Росомаха вызвался "припрятать" тело крыса, перекинулся в человека и исчез в темноте.
— А вот интересно, — Марк задумчиво протирал лезвие ножа, который не понадобился. — Способности горожан обрастать по заказу хоть шубой, хоть валенками — это магия или оборотничество?
— Это от холода, — объяснил ему Птека.
— Я понимаю. Но как ты это делаешь?
Птека задумался. Пожал плечами.
— Никак. Само. Хочу — и появляется.
— Вся штука в этом и состоит, — вздохнул Марк. — Поскольку ты понятия не имеешь, как это получается, то и не можешь передать это, научить другого. Точно так же с языками. Умом-то я понимаю, что общаться мы с тобой никак не должны, невозможно это. Ну ладно, телепатия и всё такое. Но письменность? А я легко читаю каракули Гиса, как свои собственные. И Гэндальфа с Кутузовым обсуждаю с тобой. Бред. Или колдовство. Но при этом я вас никогда не пойму.
— Почему? — удивился Птека.
— Потому что никогда не смогу обрасти халатом и тапочками. Или шубой и валенками.
— А вдруг? — не поверил Птека. — Помёрзнешь, помёрзнешь — и начнёшь обрастать потихоньку. Так же удобнее.
Марк посмотрел на меховую кацавейку без рукавов, появившуюся на Птеке, и засмеялся. Смеялся долго, от души, представив, как всё это будет.
Появился росомаха и, глядя то на Марка, то на Птеку, ревниво спросил:
— Чего?
— Птека обновкой хвалится. — Марк, утирая выступившие от смеха слёзы, взял у Птеки лампу и поднял так, чтобы росомахе было лучше видно кацавейку.

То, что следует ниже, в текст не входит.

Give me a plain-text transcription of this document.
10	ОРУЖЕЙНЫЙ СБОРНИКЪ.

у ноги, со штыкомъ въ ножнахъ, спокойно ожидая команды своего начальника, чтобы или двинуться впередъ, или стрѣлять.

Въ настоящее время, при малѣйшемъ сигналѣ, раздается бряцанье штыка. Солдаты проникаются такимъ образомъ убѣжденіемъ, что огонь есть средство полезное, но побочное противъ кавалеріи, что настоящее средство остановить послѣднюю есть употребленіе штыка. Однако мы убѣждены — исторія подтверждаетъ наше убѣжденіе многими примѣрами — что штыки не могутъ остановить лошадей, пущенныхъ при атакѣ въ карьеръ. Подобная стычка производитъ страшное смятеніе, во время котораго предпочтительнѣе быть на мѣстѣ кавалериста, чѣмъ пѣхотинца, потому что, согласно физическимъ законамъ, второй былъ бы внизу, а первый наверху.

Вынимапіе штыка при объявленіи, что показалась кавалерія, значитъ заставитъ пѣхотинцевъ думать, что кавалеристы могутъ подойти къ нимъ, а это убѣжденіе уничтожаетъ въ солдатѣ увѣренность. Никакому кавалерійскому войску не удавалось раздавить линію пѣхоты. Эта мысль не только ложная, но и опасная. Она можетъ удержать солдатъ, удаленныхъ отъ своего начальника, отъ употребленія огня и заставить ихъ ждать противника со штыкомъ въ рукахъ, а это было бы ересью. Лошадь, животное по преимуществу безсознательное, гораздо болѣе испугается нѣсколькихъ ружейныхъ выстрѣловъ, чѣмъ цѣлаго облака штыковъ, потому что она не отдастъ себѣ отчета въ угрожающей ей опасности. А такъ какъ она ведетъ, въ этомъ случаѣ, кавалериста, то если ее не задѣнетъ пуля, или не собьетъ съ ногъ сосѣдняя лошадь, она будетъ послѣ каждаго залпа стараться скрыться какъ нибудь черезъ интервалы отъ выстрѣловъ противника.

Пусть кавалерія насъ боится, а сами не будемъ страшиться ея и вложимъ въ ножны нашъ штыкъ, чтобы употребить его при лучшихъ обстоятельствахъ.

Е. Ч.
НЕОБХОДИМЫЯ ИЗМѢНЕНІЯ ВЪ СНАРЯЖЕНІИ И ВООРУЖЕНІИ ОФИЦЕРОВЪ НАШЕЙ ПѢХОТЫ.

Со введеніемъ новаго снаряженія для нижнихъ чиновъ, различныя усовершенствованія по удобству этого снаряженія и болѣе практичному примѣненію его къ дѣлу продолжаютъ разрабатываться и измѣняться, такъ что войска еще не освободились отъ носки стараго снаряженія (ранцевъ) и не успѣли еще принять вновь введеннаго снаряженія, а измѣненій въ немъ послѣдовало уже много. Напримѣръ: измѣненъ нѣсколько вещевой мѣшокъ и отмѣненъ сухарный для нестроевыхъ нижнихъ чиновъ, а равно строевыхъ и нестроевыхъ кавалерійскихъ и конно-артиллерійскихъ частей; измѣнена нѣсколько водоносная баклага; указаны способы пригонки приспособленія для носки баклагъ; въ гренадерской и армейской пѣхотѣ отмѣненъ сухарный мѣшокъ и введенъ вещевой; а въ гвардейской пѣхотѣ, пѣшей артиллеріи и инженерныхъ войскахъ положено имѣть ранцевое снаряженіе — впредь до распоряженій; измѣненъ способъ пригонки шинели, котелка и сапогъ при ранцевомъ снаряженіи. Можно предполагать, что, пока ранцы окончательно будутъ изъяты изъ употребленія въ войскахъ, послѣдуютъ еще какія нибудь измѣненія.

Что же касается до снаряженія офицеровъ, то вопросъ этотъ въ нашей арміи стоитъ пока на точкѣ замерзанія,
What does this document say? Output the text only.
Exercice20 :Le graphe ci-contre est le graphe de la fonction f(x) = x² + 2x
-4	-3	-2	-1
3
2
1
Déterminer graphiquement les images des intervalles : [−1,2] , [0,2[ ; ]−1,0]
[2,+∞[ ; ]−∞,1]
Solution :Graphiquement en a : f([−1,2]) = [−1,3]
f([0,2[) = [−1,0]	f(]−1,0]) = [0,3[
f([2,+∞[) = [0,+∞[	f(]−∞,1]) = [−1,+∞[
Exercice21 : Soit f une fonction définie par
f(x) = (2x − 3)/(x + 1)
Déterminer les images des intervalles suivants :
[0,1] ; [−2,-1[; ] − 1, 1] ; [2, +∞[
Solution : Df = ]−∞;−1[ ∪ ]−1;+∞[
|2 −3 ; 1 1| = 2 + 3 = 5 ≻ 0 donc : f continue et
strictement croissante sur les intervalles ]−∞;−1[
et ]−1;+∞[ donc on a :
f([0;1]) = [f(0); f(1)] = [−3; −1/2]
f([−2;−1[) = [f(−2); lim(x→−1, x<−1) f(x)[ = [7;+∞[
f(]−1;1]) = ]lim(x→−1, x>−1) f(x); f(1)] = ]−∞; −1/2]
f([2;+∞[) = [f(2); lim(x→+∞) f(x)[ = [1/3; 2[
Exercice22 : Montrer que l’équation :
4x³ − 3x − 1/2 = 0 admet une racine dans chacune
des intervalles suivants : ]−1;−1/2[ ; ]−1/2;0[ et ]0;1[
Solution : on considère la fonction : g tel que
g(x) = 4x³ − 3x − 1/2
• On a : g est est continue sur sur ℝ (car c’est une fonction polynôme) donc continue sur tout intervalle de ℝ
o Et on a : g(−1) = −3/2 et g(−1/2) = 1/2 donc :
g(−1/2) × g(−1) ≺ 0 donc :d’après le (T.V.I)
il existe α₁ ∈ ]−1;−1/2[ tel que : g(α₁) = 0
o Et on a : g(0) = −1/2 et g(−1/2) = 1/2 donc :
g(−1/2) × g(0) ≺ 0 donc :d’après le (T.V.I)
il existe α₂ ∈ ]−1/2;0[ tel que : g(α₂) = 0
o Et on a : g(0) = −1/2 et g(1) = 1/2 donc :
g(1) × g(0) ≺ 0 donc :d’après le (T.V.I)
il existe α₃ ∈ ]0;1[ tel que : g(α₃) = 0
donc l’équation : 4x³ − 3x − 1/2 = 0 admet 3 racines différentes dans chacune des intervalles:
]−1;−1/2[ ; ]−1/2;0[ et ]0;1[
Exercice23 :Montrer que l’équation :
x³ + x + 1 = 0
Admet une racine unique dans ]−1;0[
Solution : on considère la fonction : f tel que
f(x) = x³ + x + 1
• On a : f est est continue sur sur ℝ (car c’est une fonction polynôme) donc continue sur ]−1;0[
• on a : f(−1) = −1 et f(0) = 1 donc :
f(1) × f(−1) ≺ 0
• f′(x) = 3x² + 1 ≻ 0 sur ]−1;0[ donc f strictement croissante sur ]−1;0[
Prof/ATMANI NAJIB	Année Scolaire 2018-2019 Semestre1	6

Росомаха осмотрел звеРрика, презрительно фыркнул и, в свою очередь, оброс роскошной шубой до пят, тёмной, блестящей, расцвеченной полосами белого меха.
— Ну ты, брат, вообще большой боярин. Горлатной шапки не хватает. Экая тут у нас демонстрация мод. Пойдёмте, други мои, наверх. Я там вами полюбуюсь.
— Шапки не хватает… — повторил росомаха, задумался, — и на голове его возникла огромная, как стог сена шапка.
Она напомнила Марку медвежьи шлемы гвардейцев у Букингемского дворца.
— Так? — требовательно спросил росомаха.
— Практически, — подтвердил, не моргнув глазом, Марк. — Невыносимое великолепие.
Росомаха утешился, зато Птека надулся.
Кацавейка его тоже обернулась шубой до пят. Он молча пошёл по коридору, волоча за собой мешок.